1. Do your homework. If getting insulation pumped into the walls, it could take a couple of weeks before you notice any difference – and by that stage, you will have paid for the job. Unless you're an insulation expert – or you stand over the back of the contractor while he is doing the job, you have no real way of knowing what he's pumping into your walls. It's important therefore to choose a contractor who is registered with the SEAI. If you have a trusted local builder who is not registered, ask him to become registered as it is free to do so. Before giving a contractor the go ahead, ask him what materials are used. Ensure the materials have been approved and tested by a national authority, such as the National Standards Authority of Ireland.

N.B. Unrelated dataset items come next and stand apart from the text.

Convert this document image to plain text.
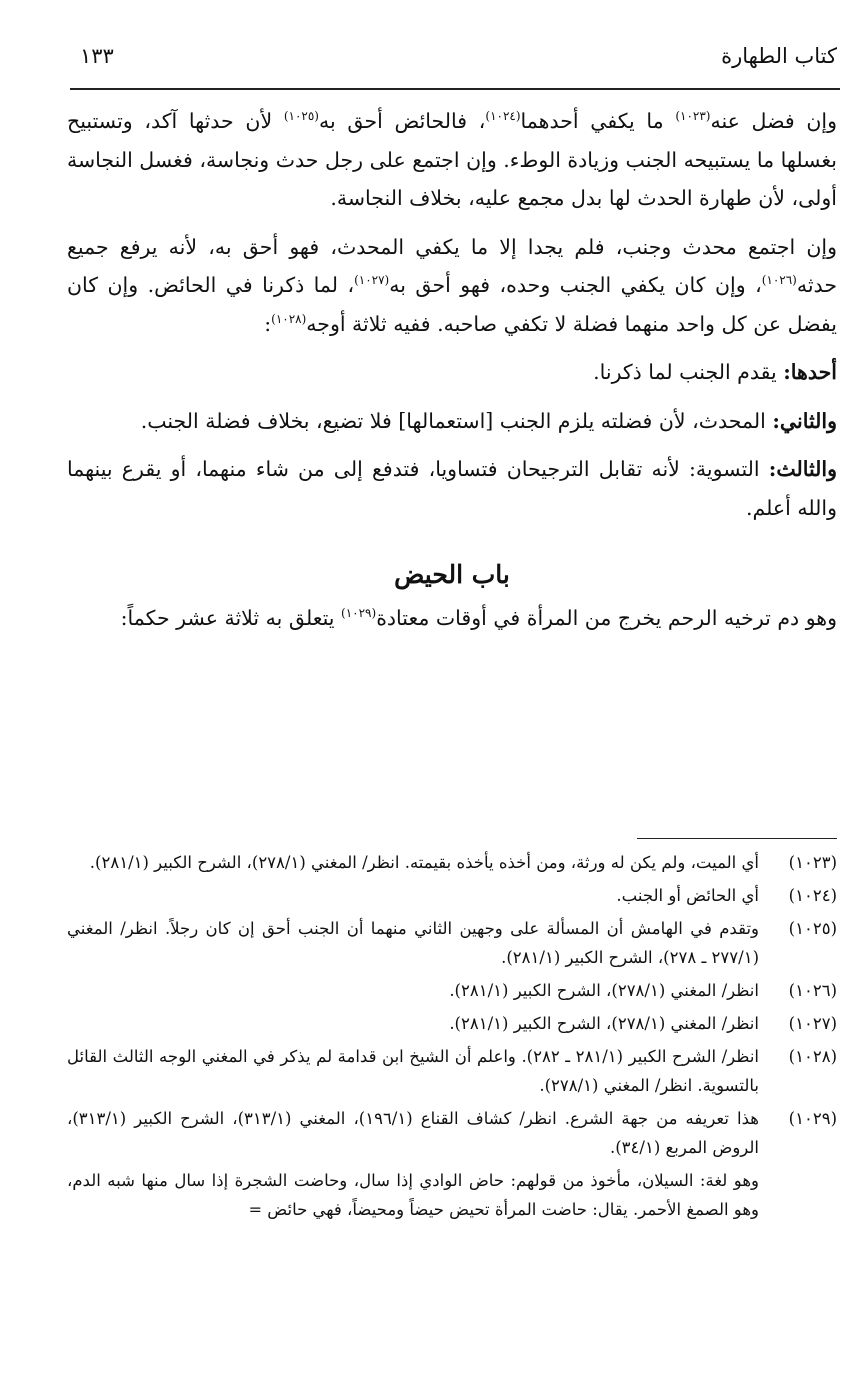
كتاب الطهارة
١٣٣

وإن فضل عنه$^{(١٠٢٣)}$ ما يكفي أحدهما$^{(١٠٢٤)}$، فالحائض أحق به$^{(١٠٢٥)}$ لأن حدثها آكد، وتستبيح بغسلها ما يستبيحه الجنب وزيادة الوطء. وإن اجتمع على رجل حدث ونجاسة، فغسل النجاسة أولى، لأن طهارة الحدث لها بدل مجمع عليه، بخلاف النجاسة.

وإن اجتمع محدث وجنب، فلم يجدا إلا ما يكفي المحدث، فهو أحق به، لأنه يرفع جميع حدثه$^{(١٠٢٦)}$، وإن كان يكفي الجنب وحده، فهو أحق به$^{(١٠٢٧)}$، لما ذكرنا في الحائض. وإن كان يفضل عن كل واحد منهما فضلة لا تكفي صاحبه. ففيه ثلاثة أوجه$^{(١٠٢٨)}$:

أحدها: يقدم الجنب لما ذكرنا.

والثاني: المحدث، لأن فضلته يلزم الجنب [استعمالها] فلا تضيع، بخلاف فضلة الجنب.

والثالث: التسوية: لأنه تقابل الترجيحان فتساويا، فتدفع إلى من شاء منهما، أو يقرع بينهما والله أعلم.

باب الحيض

وهو دم ترخيه الرحم يخرج من المرأة في أوقات معتادة$^{(١٠٢٩)}$ يتعلق به ثلاثة عشر حكماً:

(١٠٢٣)
أي الميت، ولم يكن له ورثة، ومن أخذه يأخذه بقيمته. انظر/ المغني (٢٧٨/١)، الشرح الكبير (٢٨١/١).
(١٠٢٤)
أي الحائض أو الجنب.
(١٠٢٥)
وتقدم في الهامش أن المسألة على وجهين الثاني منهما أن الجنب أحق إن كان رجلاً. انظر/ المغني (٢٧٧/١ ـ ٢٧٨)، الشرح الكبير (٢٨١/١).
(١٠٢٦)
انظر/ المغني (٢٧٨/١)، الشرح الكبير (٢٨١/١).
(١٠٢٧)
انظر/ المغني (٢٧٨/١)، الشرح الكبير (٢٨١/١).
(١٠٢٨)
انظر/ الشرح الكبير (٢٨١/١ ـ ٢٨٢). واعلم أن الشيخ ابن قدامة لم يذكر في المغني الوجه الثالث القائل بالتسوية. انظر/ المغني (٢٧٨/١).
(١٠٢٩)
هذا تعريفه من جهة الشرع. انظر/ كشاف القناع (١٩٦/١)، المغني (٣١٣/١)، الشرح الكبير (٣١٣/١)، الروض المربع (٣٤/١).
وهو لغة: السيلان، مأخوذ من قولهم: حاض الوادي إذا سال، وحاضت الشجرة إذا سال منها شبه الدم، وهو الصمغ الأحمر. يقال: حاضت المرأة تحيض حيضاً ومحيضاً، فهي حائض =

2. If considering solar panels, check where they are made – even if the company which fits them is Irish. For example, solar panels manufactured in China can work out cheaper than the Thermomax panels made in Ireland. However, some Chinese solar panels are not that reliable. It's worthwhile getting the opinion of a BER assessor (who is also registered with the SEAI) about the quality of the systems you are considering for your home.
3. Avoid companies that offer a warranty of less than five years with solar heating – the SEAI's guidelines state that contractors must provide a warranty of at least five years for parts and labour.
4. Get a least three quotes before you decide who to use.
5. You must get SEAI grant approval before beginning any work – or buying any materials for the job.
6. Once you get grant approval, you must get all the work done – and send all relevant paperwork to the SEAI within six months.
7. The work carried out must meet SEAI's standards to qualify for a grant. You may therefore have to spend more than you intended. For example, the size of your home and the number of people living in it will determine the number of solar panels you must get. Usually, the more panels, the more expensive the job. Your choice of manufacturer could also have a bearing on the cost. If the manufacturer's solar panels are less efficient than another manufacturer's, you may have to get more panels than had you gone with the efficient manufacturer.
8. Don't ignore the SEAI's requirements. Otherwise you run the risk of getting your grant turned down. You must be the owner of the property to qualify for a grant. So if you're doing up your parent's home or a property you're renting, you won't be eligible for a grant. Your home must have been built before 2006.
9. Make sure you have enough money to cover the grant until it comes through. You won't get your grant until the work is done and paid for – and after the SEAI has received all necessary documents.
10. Contact your local tax office to see if the work qualifies for tax relief under the government's new home renovation scheme. If it does, you could get 13.5 per cent back in tax relief.